10 years ago they beat MIT. Today, it's complicated That's tomorrow, 1pm EST. http://www.underwaterdreamsfilm.com/
I watched the film. It was great, until the end. How utterly depressing. Here these high school kids were that beat MIT engineering students in a robotics contest. 10 years later the film maker got the kids together, the high schoolers and the MIT students now graduates. When asked what everyone was doing, the MIT students all had impressive jobs. The Hispanic kids had blue collar jobs, not necessarily a steady job, except one who said he was trying (or planning?) to open a restaurant. It's not about your abilities or your desire to work hard, it's mostly about the life you were born into. Kind of blows Ayn Rand's fantasy out of the water. The film was an emotional eye opener. Well worth watching if you get the chance.
How dare you blaspheme against Ayn Rand? Those disenfranchised Hispanics simply didn't give themselves fully toward their dreams. It takes more than a desire, but a sort of personal suicide to allow oneself to zealously follow at great cost and risk toward one's desire. At least that's what I got from her books, interviews, and biographies >.> Anyhoo, yeah, the environment can really impact opportunities for anyone. Why do you think first world countries, like America, have so many artists? The environment allows them to pursue their dreams by having such an ease-of-life (As in, all other necessary jobs are filled which allows opportunities for less necessary functions to exist due to demand and available space) rather than having a need to simply work and earn money or else it's the open sky for them.
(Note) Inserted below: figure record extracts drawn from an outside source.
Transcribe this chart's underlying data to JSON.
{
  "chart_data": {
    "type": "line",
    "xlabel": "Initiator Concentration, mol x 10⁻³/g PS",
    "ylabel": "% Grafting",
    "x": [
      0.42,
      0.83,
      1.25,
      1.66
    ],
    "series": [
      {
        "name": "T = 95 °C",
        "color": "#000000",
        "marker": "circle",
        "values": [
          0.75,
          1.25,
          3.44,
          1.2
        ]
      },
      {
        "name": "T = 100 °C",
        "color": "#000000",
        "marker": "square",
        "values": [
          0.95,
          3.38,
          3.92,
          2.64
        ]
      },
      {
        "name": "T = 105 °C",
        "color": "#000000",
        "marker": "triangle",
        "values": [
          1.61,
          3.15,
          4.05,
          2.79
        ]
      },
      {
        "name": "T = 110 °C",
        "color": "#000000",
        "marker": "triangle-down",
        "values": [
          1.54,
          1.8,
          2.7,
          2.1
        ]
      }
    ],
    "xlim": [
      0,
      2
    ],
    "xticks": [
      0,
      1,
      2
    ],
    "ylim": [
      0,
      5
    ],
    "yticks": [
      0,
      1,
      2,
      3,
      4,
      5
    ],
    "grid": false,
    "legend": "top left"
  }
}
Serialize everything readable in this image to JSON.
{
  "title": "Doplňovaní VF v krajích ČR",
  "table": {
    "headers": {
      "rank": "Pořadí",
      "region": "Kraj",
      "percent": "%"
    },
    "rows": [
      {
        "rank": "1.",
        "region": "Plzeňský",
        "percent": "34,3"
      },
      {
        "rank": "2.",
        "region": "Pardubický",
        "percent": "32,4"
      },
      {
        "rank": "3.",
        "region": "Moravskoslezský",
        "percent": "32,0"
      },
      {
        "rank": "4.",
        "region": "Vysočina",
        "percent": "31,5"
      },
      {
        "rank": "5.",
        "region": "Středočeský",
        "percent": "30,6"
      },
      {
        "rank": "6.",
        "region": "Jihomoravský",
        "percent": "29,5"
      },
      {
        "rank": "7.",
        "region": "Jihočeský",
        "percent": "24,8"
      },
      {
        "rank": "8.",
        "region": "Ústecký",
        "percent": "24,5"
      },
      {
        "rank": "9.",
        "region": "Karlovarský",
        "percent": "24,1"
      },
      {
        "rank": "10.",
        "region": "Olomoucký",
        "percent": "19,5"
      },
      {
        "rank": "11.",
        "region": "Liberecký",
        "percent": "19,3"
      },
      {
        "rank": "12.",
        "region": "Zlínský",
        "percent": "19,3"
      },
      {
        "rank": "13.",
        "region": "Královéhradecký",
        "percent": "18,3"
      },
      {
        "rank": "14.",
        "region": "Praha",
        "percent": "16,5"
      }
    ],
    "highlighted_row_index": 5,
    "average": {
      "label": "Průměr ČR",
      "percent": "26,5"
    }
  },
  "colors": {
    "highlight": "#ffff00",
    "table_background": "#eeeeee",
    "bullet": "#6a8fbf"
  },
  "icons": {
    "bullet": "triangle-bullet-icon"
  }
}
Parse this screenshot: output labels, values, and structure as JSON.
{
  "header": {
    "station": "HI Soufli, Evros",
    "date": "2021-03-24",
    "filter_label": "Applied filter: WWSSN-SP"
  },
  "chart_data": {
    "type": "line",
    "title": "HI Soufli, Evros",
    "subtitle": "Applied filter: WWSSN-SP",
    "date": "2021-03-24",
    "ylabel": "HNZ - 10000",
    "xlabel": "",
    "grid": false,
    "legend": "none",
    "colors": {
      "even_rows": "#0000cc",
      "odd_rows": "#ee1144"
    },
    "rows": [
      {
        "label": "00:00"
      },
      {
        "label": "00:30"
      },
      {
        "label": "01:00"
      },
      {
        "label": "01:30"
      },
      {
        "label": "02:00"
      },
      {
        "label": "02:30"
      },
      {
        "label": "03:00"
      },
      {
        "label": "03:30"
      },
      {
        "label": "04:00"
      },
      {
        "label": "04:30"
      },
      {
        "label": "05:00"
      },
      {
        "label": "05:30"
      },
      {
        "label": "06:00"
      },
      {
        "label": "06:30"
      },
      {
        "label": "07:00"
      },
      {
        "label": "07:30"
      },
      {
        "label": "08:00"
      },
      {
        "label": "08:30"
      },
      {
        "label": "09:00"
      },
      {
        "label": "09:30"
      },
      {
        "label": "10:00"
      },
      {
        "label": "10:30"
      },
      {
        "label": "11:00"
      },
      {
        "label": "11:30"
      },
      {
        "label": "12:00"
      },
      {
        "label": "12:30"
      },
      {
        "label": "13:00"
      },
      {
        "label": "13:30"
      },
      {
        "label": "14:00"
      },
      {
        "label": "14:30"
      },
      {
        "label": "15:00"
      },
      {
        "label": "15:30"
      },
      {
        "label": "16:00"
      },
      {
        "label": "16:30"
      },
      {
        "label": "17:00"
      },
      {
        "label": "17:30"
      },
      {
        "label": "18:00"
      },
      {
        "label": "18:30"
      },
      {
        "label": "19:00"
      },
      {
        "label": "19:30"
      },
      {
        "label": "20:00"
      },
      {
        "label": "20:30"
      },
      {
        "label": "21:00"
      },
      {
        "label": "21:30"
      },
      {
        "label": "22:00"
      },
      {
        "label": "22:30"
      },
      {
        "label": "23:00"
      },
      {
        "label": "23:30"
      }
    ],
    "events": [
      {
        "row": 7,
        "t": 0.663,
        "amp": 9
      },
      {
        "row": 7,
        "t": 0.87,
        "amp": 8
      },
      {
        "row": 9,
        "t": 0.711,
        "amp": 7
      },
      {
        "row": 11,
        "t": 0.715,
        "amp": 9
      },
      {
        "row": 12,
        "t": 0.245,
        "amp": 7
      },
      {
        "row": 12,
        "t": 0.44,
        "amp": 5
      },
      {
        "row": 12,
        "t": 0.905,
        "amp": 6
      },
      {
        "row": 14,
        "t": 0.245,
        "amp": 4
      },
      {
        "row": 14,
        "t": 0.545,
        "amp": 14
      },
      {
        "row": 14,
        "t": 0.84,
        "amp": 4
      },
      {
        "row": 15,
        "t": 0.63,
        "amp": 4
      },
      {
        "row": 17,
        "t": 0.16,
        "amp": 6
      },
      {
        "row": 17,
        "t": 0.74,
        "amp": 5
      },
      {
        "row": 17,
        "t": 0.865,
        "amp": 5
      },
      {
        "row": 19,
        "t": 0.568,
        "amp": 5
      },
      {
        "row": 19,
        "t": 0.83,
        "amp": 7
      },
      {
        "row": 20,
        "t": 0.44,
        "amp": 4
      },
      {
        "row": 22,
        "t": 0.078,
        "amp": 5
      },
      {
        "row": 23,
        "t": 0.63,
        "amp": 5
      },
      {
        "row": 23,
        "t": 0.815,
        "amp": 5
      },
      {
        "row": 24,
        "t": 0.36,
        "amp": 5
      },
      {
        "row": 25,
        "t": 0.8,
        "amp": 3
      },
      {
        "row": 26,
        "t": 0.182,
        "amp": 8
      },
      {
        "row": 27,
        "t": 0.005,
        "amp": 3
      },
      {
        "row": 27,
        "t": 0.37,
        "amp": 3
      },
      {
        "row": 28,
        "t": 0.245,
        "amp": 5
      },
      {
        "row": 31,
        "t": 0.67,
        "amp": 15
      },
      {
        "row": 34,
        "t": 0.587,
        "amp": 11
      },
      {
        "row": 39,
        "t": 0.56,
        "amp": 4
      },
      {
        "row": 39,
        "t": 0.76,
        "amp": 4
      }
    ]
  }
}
Ayn Rand's philosophy that relates to this situation is that we (aka society) waste resources by funding education for low income kids. Funding for education should come from the individuals themselves (or their families) because the market will then sort out the successes from the failures. It's what you are saying is Rand's view as well, claiming it's all about the individual and not about the circumstances the individual finds oneself in.
Ayn Rand was a strange little hypocrite of a woman. She believed so much in a person's potential that she had this whole individual vs. world mentality. People make a lot of decisions that go against their own wants and needs, just to survive or get a comfortable enough life. There's no way to get everything we want or for everyone to get it. Sometimes, the world deals you a bad hand and you gotta smile through it as best as you can as it can give you limitations on your freedom.